Lewis is beginning his 48th season coaching high school football. He said he does his best to socially distance, and he wore a mask while leading stretching exercises in Raceland’s old gym’s auxiliary room on Monday morning. But he hasn’t seen the general public observe the same measures, he said, either at home or on vacation in Pigeon Forge, Tennessee.

“I don’t think around here that there’s a whole lot of following the guidelines,” Lewis said with a slight chuckle. “If in our area, the situation was more pronounced, if we were in ground zero like New York, I think it would be taken totally different here. Where you don’t see the negative side of it, it’s hard to take it seriously.

“It’s just like with the mask issue that Gov. (Andy) Beshear put out — nobody took it seriously. ... Until you see King’s Daughters (Medical Center) come out and say, ‘We got no hospital beds, and we have five people dying,’ it would hit home more.”

Reeves, 67, said he has taken a break from social media to “cool it for a while” after he felt his response to current events escalating to the point where he was, tongue-in-cheek, “probably ready to take up arms if anything else happened.”

Reeves added he believes reported COVID-19 danger statistics are inflated and that this crisis will remain at the forefront of society’s thinking until the November elections.

He would prefer not to coach with a mask on because “at my age, I’m gonna try to get all the oxygen I can get because I try to stay pretty active during practice,” he said. But Reeves does plan to boost his immune system as much as possible and sees a simple solution to slowing the virus’s spread.

“The only thing they can do (to catch the virus early) is if they’ve got a daggum fever, right?” Reeves said. “Stay at the house. Don’t come.

“We’re all health-concerned. We wouldn’t want to push anybody to the point (of serious illness or distress). You just have to use common sense about the whole thing.”

Slone, 72, plans on emphasizing the recommended six feet of social distancing.

“I’ve only got one kid right now that can compete in the tournaments,” Slone said of Vikings freshman Christian Parker, “so traveling with him, there’s plenty of room in the van for that, and when we get there, I can monitor my movement and make sure I stay well away from him while he participates.”

Hosting tournaments, which Rowan County plans to do at Eagle Trace Golf Course on July 31 and Sept. 5, will require more interaction than traveling to events, Slone said. But he has a plan for that too: using coaches and/or volunteers to collect and report players’ scores, and relaying information to participants through their coaches.
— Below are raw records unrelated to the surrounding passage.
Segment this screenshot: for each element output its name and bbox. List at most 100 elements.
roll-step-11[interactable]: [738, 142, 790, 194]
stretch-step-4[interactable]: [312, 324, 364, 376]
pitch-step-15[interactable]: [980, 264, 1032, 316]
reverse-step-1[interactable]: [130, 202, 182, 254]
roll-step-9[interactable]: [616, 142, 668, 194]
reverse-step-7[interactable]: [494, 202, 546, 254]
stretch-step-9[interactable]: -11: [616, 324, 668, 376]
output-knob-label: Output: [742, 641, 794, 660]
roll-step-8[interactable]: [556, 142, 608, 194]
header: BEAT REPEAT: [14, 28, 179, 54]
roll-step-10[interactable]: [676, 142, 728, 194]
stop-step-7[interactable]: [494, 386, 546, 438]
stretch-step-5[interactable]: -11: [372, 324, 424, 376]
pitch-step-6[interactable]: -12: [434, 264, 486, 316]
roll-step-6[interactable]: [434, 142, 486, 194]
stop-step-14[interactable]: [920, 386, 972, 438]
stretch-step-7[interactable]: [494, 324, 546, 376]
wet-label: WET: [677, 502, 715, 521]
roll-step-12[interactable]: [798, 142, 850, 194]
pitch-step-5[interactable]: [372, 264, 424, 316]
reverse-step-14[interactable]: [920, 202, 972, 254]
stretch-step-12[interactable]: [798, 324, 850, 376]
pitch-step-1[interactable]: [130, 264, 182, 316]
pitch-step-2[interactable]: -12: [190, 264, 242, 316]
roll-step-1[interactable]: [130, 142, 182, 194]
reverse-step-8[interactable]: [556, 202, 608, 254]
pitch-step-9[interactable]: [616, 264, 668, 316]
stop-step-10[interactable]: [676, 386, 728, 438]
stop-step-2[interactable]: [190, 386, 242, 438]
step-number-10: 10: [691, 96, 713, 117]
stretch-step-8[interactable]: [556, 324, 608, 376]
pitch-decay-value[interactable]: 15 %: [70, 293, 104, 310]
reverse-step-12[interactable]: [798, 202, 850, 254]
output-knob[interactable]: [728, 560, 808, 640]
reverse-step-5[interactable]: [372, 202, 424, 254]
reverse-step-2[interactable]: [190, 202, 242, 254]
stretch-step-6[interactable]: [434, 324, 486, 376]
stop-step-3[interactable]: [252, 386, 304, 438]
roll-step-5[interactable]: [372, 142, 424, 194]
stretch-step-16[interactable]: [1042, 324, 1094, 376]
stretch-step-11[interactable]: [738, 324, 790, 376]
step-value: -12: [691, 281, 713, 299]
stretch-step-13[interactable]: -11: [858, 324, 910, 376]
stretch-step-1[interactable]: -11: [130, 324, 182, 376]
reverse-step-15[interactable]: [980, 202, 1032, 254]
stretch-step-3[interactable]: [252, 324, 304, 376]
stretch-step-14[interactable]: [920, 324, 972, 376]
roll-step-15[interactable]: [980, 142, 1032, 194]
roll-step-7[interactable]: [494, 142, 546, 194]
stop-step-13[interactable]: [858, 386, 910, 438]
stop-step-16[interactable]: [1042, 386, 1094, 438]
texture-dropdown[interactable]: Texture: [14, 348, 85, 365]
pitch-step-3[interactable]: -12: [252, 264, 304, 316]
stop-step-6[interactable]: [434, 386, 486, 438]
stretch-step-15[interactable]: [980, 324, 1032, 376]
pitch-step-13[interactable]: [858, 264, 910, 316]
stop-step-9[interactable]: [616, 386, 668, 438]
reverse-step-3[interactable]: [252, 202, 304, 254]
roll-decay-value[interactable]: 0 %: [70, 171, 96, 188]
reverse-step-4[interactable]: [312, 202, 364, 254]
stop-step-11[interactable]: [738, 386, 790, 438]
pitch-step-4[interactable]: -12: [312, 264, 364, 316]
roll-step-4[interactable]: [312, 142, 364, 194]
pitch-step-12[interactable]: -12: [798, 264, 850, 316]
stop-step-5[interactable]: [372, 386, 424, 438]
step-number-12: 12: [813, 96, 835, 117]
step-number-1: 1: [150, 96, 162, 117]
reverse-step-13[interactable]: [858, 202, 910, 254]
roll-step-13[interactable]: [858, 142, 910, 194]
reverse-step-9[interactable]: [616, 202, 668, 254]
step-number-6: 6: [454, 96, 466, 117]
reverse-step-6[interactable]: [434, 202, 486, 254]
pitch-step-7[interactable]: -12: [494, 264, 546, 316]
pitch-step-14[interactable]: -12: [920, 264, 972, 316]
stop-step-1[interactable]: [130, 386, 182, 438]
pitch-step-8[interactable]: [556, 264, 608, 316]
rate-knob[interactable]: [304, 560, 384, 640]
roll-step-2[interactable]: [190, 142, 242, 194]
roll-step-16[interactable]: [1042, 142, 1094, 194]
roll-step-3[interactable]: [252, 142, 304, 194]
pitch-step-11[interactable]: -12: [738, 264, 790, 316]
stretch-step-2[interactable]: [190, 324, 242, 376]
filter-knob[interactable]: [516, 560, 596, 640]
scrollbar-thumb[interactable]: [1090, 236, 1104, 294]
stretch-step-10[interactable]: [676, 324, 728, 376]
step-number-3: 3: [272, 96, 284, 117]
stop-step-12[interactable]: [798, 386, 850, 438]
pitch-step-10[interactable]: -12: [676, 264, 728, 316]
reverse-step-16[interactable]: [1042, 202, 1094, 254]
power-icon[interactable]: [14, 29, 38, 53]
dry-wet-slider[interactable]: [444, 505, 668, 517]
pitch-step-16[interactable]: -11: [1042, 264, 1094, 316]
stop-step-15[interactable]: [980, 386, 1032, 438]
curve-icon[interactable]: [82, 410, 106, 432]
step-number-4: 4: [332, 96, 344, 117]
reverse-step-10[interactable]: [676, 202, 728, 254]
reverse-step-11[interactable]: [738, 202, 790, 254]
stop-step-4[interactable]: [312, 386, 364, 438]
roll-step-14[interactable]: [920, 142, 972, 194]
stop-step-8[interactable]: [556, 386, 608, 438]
Slone is also Rowan County’s softball coach, in which role he missed an entire season in the spring. The KHSAA first suspended 2020 spring sports days before the softball regular season was to begin, and then canceled them altogether.

Slone plans to coach in an East-West All-Star softball event at Woodford County on Tuesday. He said softball “worries me a lot more than golf.”

“I’m kinda curious to do it,” Slone said of Tuesday’s festivities, “just to see if we can maneuver and make sure we have our spacing. If it looks like it’s gonna get really complicated this spring, I’m not sure what I’m gonna do, because it is dangerous.”

Slone and Lewis both expressed excitement to get back to sports after that long layoff.

“I think after (players) have had nothing there for those two or three months we were off, just to get back together has been real important for us, just to touch base with everybody,” Lewis said. “We’ve got our helmets laid out in there, and we’re looking forward to the day we can get to what actual football is, if we get to do that.”

Reeves is similarly ready to get back after it.

“I’m just gonna go with what I feel in my gut,” he said. “And I tell you what, even if it costs me my life, it’s not gonna take away my passion for the game.”